Question

Value (s) of ${{\left( -i \right)}^{\dfrac{1}{3}}}$ is/are
This question has multiple correct options
(a). $\dfrac{\sqrt{3}-i}{2}$
(b). $\dfrac{\sqrt{3}+i}{2}$
(c). $\dfrac{-\sqrt{3}-i}{2}$
(d). $\dfrac{-\sqrt{3}+i}{2}$

Answer 1

Hint: Try to manipulate the given equation to get into the form of algebraic identity of ${{a}^{3}}-{{b}^{3}}$ and then use algebraic identity:
${{a}^{3}}-{{b}^{3}}=\left( a-b \right)\left( {{a}^{2}}+ab+{{b}^{2}} \right)$
By using this find the possible algebraic solutions for the required expression.

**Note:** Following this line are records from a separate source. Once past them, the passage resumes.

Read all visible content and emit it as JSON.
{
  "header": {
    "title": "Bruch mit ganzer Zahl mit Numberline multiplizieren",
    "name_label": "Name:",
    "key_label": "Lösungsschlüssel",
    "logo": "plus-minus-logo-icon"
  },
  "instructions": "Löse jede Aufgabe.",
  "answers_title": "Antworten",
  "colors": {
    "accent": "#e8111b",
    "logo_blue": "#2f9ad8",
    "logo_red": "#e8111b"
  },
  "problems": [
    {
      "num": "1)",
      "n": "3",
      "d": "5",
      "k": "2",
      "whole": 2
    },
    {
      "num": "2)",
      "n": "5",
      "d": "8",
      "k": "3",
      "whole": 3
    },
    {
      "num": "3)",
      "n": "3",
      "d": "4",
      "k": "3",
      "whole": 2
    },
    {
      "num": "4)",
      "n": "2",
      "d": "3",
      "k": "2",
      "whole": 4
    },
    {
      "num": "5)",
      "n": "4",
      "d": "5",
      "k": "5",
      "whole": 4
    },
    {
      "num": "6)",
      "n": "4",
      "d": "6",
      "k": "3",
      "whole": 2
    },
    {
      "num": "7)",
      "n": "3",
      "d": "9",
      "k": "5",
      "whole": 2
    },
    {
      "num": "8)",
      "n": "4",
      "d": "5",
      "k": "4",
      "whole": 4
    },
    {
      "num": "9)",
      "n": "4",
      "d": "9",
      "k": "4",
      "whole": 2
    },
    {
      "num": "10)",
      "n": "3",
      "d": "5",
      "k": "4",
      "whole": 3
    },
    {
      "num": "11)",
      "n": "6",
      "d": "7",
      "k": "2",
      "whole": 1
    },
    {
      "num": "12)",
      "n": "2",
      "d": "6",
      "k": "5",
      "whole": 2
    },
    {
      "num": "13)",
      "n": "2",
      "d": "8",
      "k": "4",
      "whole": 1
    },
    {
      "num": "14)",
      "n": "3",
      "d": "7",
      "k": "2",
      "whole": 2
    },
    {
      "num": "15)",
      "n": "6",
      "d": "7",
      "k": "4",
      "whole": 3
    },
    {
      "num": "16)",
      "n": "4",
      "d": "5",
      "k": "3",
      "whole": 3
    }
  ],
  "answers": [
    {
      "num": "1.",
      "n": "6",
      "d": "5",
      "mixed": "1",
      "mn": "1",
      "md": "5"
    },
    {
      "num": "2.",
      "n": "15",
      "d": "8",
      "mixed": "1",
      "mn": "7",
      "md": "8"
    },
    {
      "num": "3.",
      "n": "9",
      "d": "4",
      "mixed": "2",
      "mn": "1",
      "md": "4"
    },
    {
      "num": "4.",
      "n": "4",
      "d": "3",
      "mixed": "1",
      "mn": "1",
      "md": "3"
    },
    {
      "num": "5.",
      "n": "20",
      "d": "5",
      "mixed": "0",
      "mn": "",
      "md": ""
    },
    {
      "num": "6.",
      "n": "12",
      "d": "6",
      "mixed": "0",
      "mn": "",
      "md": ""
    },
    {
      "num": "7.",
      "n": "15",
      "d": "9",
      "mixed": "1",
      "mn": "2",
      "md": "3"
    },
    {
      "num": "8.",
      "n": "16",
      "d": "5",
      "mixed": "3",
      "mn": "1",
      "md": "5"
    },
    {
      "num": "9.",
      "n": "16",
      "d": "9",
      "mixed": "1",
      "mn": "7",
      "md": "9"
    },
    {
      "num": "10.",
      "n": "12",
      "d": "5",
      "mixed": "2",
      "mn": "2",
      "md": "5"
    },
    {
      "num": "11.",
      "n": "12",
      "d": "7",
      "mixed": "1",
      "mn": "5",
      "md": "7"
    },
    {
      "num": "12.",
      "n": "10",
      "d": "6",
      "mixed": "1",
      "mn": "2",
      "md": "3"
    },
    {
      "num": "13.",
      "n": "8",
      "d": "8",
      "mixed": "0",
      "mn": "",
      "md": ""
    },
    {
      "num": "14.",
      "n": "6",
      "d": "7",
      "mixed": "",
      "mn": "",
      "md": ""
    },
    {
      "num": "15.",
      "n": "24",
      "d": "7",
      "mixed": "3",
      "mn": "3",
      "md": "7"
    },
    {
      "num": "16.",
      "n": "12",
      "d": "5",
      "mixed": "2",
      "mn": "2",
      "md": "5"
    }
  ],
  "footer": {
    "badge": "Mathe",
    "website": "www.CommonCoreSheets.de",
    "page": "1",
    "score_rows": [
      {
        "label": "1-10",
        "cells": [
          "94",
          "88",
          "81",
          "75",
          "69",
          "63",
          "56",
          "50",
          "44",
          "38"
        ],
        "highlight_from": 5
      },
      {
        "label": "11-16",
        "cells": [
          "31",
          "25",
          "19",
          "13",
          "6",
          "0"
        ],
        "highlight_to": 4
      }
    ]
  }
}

Complete step-by-step answer:

Definition of i; can be written as,
The solution of the equation: ${{x}^{2}}+1=0$, is i. i is an imaginary number. Any number which has an imaginary number in its representation is called a complex number.
Definition of a complex equation, can be written as, an equation containing complex numbers in it, is called a complex equation.
It is possible to have a real root for complex equations.
Example: $\left( 1+i \right)x+\left( 1+i \right)=0$, $x=1$ is the root of the equation.
Given expression for which we need value(s) is given by:
${{\left( -i \right)}^{\dfrac{1}{3}}}$
So let the given expression be assumed as x here,
$x={{\left( -i \right)}^{\dfrac{1}{3}}}$
By cubing on both sides of this equation we get:
${{x}^{3}}=-i$
By adding the imaginary number i on both sides, we get:
${{x}^{3}}+i=0$
For making the degree same, we do a change to “i”:
${{x}^{3}}+{{\left( -i \right)}^{3}}=0$
This can be simplified as:
${{x}^{3}}-{{i}^{3}}=0.....\left( 1 \right)$
Now we use general algebraic identity:
${{a}^{3}}-{{b}^{3}}=\left( a-b \right)\left( {{a}^{2}}+ab+{{b}^{2}} \right)$
By substituting, $a=x,b=i$, we get:
${{x}^{3}}-{{i}^{3}}=\left( x-i \right)\left( {{x}^{2}}-1+ix \right)$
Substituting this back into equation (1), we get:
$\left( x-i \right)\left( {{x}^{2}}-1+ix \right)=0$
One of the root is, $x=i$.
Other roots of the equation are , ${{x}^{2}}-1+ix=0$.
Roots of a quadratic equation, $a{{x}^{2}}+bx+c=0$ re given by
$x=\dfrac{-b\pm \sqrt{{{b}^{2}}-4ac}}{2a}$
By substituting values of a, b, c as 1, i ,-1 respectively, we get:
$x=\dfrac{-i\pm \sqrt{-1+4}}{2}=\dfrac{-i\pm \sqrt{3}}{2}$
So, the values of ${{\left( -i \right)}^{\dfrac{1}{3}}}$ expression are, $i,\dfrac{-i\pm \sqrt{3}}{2}$.
Options (a), (c) are true.

Note: Be careful while substituting a, b don’t forget to take the ${{3}^{rd}}$ root $\left( x-i \right)$. You get the result even by neglecting that root but if we change options you may miss one root. So always remember to take all possible roots of the equation.